High-Order Multi-Scale Method and Its Convergence Analysis for Nonlinear Thermo-Electro-Mechanical Coupling Problems of Composite Structures
For engineers simulating composite structures under coupled physical fields, this method offers a more accurate and efficient computational tool, though it is an incremental improvement over existing multi-scale approaches.
This paper proposes a high-order multi-scale method for nonlinear thermo-electro-mechanical coupling problems in composite structures, achieving superior numerical accuracy and reduced computational cost compared to existing methods.

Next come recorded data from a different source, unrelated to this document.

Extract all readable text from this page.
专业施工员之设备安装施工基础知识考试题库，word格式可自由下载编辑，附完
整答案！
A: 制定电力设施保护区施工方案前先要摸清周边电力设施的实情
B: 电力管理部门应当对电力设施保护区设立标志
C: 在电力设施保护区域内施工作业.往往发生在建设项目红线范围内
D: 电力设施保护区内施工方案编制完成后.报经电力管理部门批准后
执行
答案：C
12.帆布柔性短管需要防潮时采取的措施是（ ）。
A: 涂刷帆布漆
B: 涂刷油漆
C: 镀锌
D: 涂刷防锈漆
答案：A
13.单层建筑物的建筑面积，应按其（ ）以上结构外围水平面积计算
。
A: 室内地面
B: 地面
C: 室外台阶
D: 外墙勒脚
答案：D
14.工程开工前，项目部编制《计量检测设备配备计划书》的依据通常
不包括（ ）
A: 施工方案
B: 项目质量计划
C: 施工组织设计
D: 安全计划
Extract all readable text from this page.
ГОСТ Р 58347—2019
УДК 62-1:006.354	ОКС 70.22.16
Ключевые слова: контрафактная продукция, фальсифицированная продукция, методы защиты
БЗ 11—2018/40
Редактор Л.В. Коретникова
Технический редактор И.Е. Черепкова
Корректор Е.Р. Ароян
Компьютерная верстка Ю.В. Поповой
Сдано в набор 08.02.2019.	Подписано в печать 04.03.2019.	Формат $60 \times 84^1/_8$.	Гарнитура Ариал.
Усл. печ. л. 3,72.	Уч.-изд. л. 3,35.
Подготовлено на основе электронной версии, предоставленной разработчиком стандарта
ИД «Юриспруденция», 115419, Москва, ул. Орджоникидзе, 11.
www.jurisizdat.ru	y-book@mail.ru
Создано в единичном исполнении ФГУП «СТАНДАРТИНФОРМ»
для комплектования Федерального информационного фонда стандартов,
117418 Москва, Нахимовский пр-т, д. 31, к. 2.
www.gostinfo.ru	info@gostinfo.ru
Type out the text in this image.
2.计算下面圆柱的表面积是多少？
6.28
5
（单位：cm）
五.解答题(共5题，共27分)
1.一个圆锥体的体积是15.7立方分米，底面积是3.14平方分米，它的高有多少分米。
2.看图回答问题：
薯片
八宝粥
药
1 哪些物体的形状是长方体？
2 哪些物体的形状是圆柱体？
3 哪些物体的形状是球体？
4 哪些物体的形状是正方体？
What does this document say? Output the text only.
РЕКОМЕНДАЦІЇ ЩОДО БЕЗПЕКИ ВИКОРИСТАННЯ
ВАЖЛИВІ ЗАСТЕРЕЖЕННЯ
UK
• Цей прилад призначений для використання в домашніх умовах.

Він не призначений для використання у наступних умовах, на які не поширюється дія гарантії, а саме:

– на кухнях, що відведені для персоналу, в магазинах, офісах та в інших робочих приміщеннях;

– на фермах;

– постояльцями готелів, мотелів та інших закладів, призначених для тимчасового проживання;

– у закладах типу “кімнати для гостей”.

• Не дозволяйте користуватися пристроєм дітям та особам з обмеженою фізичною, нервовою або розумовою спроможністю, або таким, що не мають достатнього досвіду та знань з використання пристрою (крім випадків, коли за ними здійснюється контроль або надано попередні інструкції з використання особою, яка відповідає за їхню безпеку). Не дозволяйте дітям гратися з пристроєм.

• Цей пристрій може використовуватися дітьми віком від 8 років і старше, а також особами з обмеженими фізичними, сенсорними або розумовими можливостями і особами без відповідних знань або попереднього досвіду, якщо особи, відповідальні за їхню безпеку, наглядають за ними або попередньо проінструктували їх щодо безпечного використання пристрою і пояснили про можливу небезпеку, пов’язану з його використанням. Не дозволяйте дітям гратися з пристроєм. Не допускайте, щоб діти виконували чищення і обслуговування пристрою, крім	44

This study proposes a high-order multi-scale method tailored for time-dependent nonlinear thermo-electro-mechanical coupling problems of composite structures with highly spatial heterogeneity, which incorporate temperature-dependent material properties and Joule heating effect. By employing the multi-scale asymptotic approach and the Taylor series technique, a high-accuracy multi-scale asymptotic model featuring novel high-order correction terms is established for nonlinear multi-physics simulation of periodic solid structures. A local point-wise error analysis is derived to theoretically and physically illustrate the local balance preserving of heat quantity, electric charge and stress,thereby enabling high-accuracy multi-scale computation. Moreover, a global error estimation is obtained that provides an explicit convergence rate for high-order multi-scale solutions. Furthermore, an efficient numerical algorithm featuring with off-line and on-line stages is presented meticulously, accompanied by a corresponding error analysis. Numerical experiments are conducted to showcase the competitive advantages of the proposed method for simulating the time-dependent nonlinear thermo-electro-mechanical coupling problems with highly oscillatory and discontinuous coefficients, demonstrating superior numerical accuracy and reduced computational cost.